Secondo le stime del governo, a beneficiare di “quota 100”, approvata la scorsa settimana dal consiglio dei ministri, saranno 290 mila lavoratori quest’anno e circa 700 mila nel triennio. “Quota 100” è infatti una misura sperimentale valida per il 2019, il 2020 e il 2021. Durante questi tre anni potranno andare in pensione tutti coloro che hanno almeno 62 anni d’età e 38 di contributi, quindi chi oggi ha meno di 67 anni ma almeno 60 e ne avrà 62 nel 2021.

Tuttavia l’articolo 22 del decreto, dedicato ai “Fondi di solidarietà bilaterali” prevede che chi oggi ha 57 anni, possa richiedere la pensione anticipata perché nel 2021 avrebbe 59 anni d’età e 35 di contributi necessari per lo “scivolo”, assegno straordinario dopo cui si raggiungerebbe “quota 100”, avendo 62 anni e 38 di contributi.

In definitiva sono coinvolti non solo i nati tra il 1952 e il 1959, ma anche quelli tra il 1960 e il 1962.

In particolare, è necessario che il lavoratore operi dove ci sia o ci possa essere un accordo tra imprese e sindacati, ossia un Fondo di solidarietà.

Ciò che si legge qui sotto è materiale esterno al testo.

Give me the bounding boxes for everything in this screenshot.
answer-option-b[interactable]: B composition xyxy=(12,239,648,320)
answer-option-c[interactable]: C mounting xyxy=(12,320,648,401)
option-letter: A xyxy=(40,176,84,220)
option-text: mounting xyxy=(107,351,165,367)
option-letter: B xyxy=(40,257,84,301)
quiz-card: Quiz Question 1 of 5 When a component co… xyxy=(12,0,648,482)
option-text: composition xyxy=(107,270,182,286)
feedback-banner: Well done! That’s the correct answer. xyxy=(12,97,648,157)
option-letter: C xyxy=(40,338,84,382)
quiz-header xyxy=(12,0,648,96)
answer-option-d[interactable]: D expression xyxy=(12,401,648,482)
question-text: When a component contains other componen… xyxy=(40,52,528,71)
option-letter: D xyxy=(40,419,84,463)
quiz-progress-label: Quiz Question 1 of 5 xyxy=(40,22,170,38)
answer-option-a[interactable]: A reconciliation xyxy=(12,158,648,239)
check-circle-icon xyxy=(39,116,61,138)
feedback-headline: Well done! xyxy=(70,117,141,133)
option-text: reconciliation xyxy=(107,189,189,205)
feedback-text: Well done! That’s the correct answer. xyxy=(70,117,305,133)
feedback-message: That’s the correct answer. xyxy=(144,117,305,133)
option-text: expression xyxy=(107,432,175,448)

Deve esserci anche un accordo sindacale di livello aziendale o territoriale finalizzato al “ricambio generazionale”, cioè che preveda “il numero di lavoratori da assumere in sostituzione” di quelli che andrebbero in pensione con “quota 100”. Così il Fondo di solidarietà potrà rilasciare “un assegno straordinario per il sostegno al reddito” ai lavoratori che raggiungano i requisiti per “quota 100 nei successivi tre anni”, ovvero si potrebbero accompagnare alla pensione i lavoratori con 59 anni d’età e 35 di contributi, perché dopo tre anni avrebbero i requisiti stabiliti da “quota 100″.